III. PRÉSERVER À LONG TERME L'ÉQUILIBRE DE LA SÉCURITÉ SOCIALE

A. L'ASSURANCE MALADIE : LE PRINCIPAL DÉFI DES PROCHAINES DÉCENNIES

1. Des dépenses structurellement dynamiques

Les dépenses de la branche maladie sont les plus difficiles à projeter.

La croissance spontanée des dépenses de santé résulte de divers phénomènes :

- quand le PIB augmente d'un point, les dépenses de santé tendent à augmenter d'environ ¾ de point ;

- trois autres phénomènes majorent globalement ce taux d'environ 1,5 point : la tendance des salaires du secteur de la santé à augmenter plus rapidement que leur productivité (ce que les économistes appellent l'« effet Baumol »), le progrès technique et, actuellement, le vieillissement.

À cela s'ajoute l'inflation.

Croissance spontanée des dépenses de santé selon l'OCDE (2022-2040)

(volume, en %)

NB : L'« effet Baumol » est la tendance des salaires d'un secteur à augmenter plus vite que la productivité de ce secteur.

Source : OCDE (2024)

Les projections de dépenses à l'horizon de plusieurs décennies sont incertaines, en particulier en raison du rôle potentiellement disruptif de l'intelligence artificielle.

Les recettes de la branche maladie tendent spontanément à diminuer en points de PIB, du fait du faible dynamisme de certaines recettes (comme les droits sur les produits du tabac).

2. Des mesures de maîtrise des dépenses qui ont jusqu'à présent essentiellement porté sur les prix

Les données prévisionnelles figurant dans les annexes aux PLFSS suggèrent que jusqu'à présent, les mesures de maîtrise de la dépense (insuffisamment évaluées en exécution) ont été en moyenne de près de 4 milliards d'euros par an, dont 2,5 milliards d'euros de mesures portant sur les prix.

Mesures prévisionnelles de maîtrise de l'Ondam indiquées
par les documents annexés aux PLFSS (2015-2021)

NB : Ce tableau ne comprend pas la maîtrise de la masse salariale des établissements de santé.

Source : Mecss, d'après le HCFiPS (2021)

Il n'est pas évident que la régulation puisse porter majoritairement sur les prix pendant plusieurs décennies. En fait, pour agir efficacement sur la dépense, il faut vraisemblablement davantage agir sur les volumes, en ciblant les inefficiences.
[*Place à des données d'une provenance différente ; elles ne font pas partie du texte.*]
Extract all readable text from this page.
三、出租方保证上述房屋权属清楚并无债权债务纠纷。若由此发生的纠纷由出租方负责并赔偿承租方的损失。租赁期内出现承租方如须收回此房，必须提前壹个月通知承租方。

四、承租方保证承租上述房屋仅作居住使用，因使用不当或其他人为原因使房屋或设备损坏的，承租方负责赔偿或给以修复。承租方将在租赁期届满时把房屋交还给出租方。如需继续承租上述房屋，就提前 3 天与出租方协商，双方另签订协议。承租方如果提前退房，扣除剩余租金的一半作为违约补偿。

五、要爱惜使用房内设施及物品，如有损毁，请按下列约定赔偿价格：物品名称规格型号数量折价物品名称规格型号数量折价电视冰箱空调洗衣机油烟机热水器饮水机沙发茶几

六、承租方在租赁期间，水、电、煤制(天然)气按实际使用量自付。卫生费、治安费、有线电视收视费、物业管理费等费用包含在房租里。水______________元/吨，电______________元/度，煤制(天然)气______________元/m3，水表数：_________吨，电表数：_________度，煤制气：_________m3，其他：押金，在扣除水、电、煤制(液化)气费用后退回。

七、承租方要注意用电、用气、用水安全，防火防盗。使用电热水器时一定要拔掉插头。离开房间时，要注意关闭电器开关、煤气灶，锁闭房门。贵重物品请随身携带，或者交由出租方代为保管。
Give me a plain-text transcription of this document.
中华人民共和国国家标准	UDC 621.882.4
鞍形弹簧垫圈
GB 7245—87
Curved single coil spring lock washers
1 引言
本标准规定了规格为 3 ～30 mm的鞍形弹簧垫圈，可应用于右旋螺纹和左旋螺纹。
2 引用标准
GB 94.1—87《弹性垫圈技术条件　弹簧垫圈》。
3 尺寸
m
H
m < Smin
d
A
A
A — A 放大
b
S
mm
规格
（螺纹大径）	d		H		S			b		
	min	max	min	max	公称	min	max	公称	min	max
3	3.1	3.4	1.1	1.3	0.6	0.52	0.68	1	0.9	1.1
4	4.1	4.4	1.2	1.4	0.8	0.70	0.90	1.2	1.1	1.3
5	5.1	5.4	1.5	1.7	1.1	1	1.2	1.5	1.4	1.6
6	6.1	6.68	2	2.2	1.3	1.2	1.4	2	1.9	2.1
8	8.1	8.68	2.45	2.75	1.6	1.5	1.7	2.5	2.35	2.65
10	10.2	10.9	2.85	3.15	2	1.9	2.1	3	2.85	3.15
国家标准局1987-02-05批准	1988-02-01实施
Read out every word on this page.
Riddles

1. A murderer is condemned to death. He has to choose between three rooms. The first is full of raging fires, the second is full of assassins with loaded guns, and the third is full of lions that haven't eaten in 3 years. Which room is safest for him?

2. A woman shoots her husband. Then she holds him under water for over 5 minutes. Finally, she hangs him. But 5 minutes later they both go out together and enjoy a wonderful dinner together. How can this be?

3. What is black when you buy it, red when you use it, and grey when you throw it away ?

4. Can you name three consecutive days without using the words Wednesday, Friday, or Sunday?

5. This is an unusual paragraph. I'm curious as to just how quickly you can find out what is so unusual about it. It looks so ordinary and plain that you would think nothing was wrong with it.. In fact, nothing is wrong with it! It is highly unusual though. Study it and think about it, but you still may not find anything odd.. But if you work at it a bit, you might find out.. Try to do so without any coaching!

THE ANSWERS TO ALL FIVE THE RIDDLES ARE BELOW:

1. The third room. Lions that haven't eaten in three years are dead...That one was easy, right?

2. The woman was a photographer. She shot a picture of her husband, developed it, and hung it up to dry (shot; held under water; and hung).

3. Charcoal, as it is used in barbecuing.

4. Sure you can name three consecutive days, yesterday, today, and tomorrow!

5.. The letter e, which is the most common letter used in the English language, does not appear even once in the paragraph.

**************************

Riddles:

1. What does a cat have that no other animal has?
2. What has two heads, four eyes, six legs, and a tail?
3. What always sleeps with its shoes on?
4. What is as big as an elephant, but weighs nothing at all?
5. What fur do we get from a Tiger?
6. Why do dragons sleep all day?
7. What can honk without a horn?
3. Chiffrer les inefficiences des dépenses de santé pour mieux les réduire

Il n'existe pas, dans le cas de la France, de chiffrage des inefficiences des dépenses de santé (ce qu'on peut appeler, au sens large, les « gaspillages »).

Les rapporteures se sont efforcées d'ébaucher un tel chiffrage, en s'appuyant sur les données disponibles (très lacunaires) et parfois de simples hypothèses.

Le graphique ci-après suggère que les inefficiences correspondraient à environ un quart des dépenses de santé, ce qui est conforme avec les estimations usuelles obtenues pour d'autres pays (habituellement entre 20 % et 30 %).

L'OCDE préconise à ses États membres de ramener la part des dépenses de santé inefficientes, estimée de manière conventionnelle à 20 %, à 10 %.

Les inefficiences dans le domaine de la santé : ébauche de chiffrage

(% des dépenses de santé)

Source : États-Unis, Speer et al. (2020) ; France : Mecss

Les rapporteures préconisent de réaliser un chiffrage approfondi des inefficiences, et de promouvoir la réflexion publique sur les enjeux de long terme et les préoccupations d'efficience.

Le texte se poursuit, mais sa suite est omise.